The Worker's execution logs are available in the Cloudflare dashboard under your Worker's Logs tab. For scheduled Workers, look for the cron trigger timestamp and trace through the log lines from each run. If you see Failed on "article title": in the logs, the error message following it will tell you whether the OpenAI call failed, the X API rejected the post, or the RSS fetch returned a non-200.

The Date.now() - 24h window for article freshness has a known edge case: if the cron fires late (Cloudflare's scheduler has some tolerance on timing), you might miss articles published just before the window cutoff. For personal projects this is acceptable.
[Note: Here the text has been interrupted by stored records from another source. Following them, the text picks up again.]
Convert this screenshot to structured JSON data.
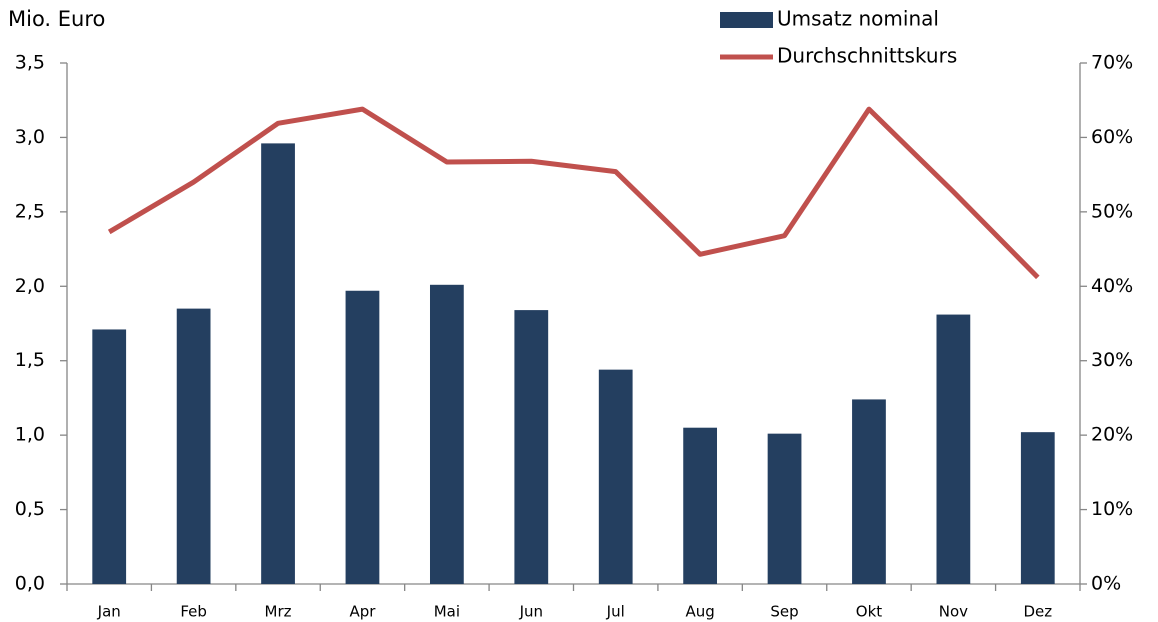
{
  "chart_data": {
    "type": "bar_line",
    "y_label": "Mio. Euro",
    "categories": [
      "Jan",
      "Feb",
      "Mrz",
      "Apr",
      "Mai",
      "Jun",
      "Jul",
      "Aug",
      "Sep",
      "Okt",
      "Nov",
      "Dez"
    ],
    "series": [
      {
        "name": "Umsatz nominal",
        "type": "bar",
        "color": "#243f60",
        "values": [
          1.71,
          1.85,
          2.96,
          1.97,
          2.01,
          1.84,
          1.44,
          1.05,
          1.01,
          1.24,
          1.81,
          1.02
        ]
      },
      {
        "name": "Durchschnittskurs",
        "type": "line",
        "axis": "y2",
        "color": "#c0504d",
        "values": [
          47.3,
          54.0,
          61.9,
          63.8,
          56.7,
          56.8,
          55.4,
          44.3,
          46.8,
          63.8,
          52.7,
          41.2
        ]
      }
    ],
    "ylim": [
      0,
      3.5
    ],
    "yticks": [
      {
        "value": 0,
        "label": "0,0"
      },
      {
        "value": 0.5,
        "label": "0,5"
      },
      {
        "value": 1,
        "label": "1,0"
      },
      {
        "value": 1.5,
        "label": "1,5"
      },
      {
        "value": 2,
        "label": "2,0"
      },
      {
        "value": 2.5,
        "label": "2,5"
      },
      {
        "value": 3,
        "label": "3,0"
      },
      {
        "value": 3.5,
        "label": "3,5"
      }
    ],
    "y2lim": [
      0,
      70
    ],
    "y2ticks": [
      {
        "value": 0,
        "label": "0%"
      },
      {
        "value": 10,
        "label": "10%"
      },
      {
        "value": 20,
        "label": "20%"
      },
      {
        "value": 30,
        "label": "30%"
      },
      {
        "value": 40,
        "label": "40%"
      },
      {
        "value": 50,
        "label": "50%"
      },
      {
        "value": 60,
        "label": "60%"
      },
      {
        "value": 70,
        "label": "70%"
      }
    ],
    "grid": false
  }
}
For systems where article coverage matters, anchor the cutoff to the previous scheduled execution time stored in Workers KV rather than using a rolling 24-hour window.

Takumi's Take: I have seen this exact time-window drift bite people in production. Cloudflare Cron Triggers fire within approximately 30 seconds of the scheduled time under normal conditions, but can slip further under load. If your window is exactly 24 hours calculated from Date.now(), a Worker that fires at 08:01 instead of 08:00 will silently miss articles published between 08:00 yesterday and 08:01 yesterday. Storing the previous execution timestamp in KV and using that as the lower bound costs one KV read per run. It is worth it if your use case cares about completeness.

The combination of a clean GitHub Actions deploy pipeline and a Cron-triggered Worker makes for a genuinely low-maintenance automation setup. The entire operational surface is: one YAML file, two GitHub secrets, a handful of Cloudflare secrets, and Worker logs you check when something looks off. There is no server to patch, no daemon to restart, no task scheduler to babysit. The edge handles the scheduling, and git handles the release process.